Kerrigan remembers going to Colts’ games growing up, but now, his focus is on further improving in the Redskins’ defense and beating Indianapolis.
“I’m really excited. It’ll be really fun to play in front of a lot of family and friends,” Kerrigan says. “But at the same time, it’s a business trip and I’m going there to win.”
The 6-foot-4, 263-pound Kerrigan still is playing catch-up after missing the first week of training camp with a bone bruise to his right knee. But he gradually is becoming more comfortable as he transitions from defensive end to outside linebacker. Last week against Pittsburgh, he started and recorded three tackles – one for a loss – in his professional debut.

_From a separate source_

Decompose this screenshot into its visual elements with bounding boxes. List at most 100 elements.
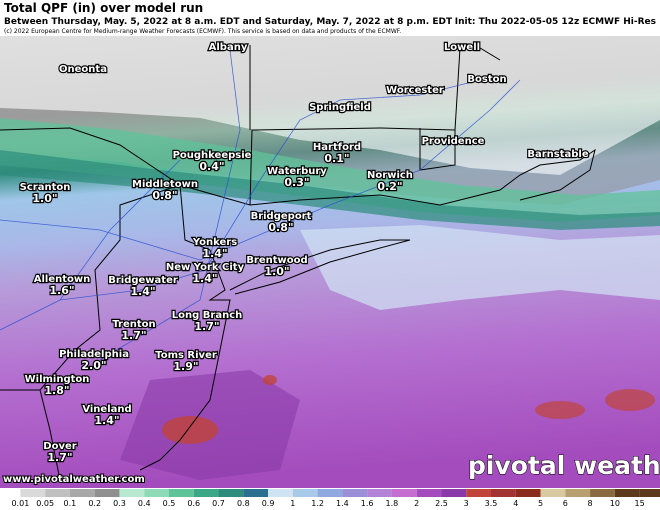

Kerrigan acknowledged that his play wasn’t perfect against the Steelers. He was caught out of position at times, and wasn’t able to play as fast as he needed to because he still was feeling his way along, particularly in pass coverage. But he hopes that an additional week of practice will pave the way for growth against the Colts.
“They say the biggest jump you make is from Game 1 to Game 2, and I’m hoping that’s true,” Kerrigan said. “I made a few mental errors last game, but I’m hoping to fix them this week. Just trying to be really detailed, trying to be where I need to be exactly when I need to be there.”
Defensive coordinator Jim Haslett said Kerrigan’s expectations for significant improvement this week are realistic because of the player’s mindset and work ethic.
“Ryan’s a work in progress. He’ll get better every day he’s out there,” Haslett said. “Everything’s new to him--standing up--so the coverage aspect, he’s got to keep getting better at that. He’s a powerful guy that can make a lot of plays just because of his body makeup. … The more he plays, the better he’s going to get.”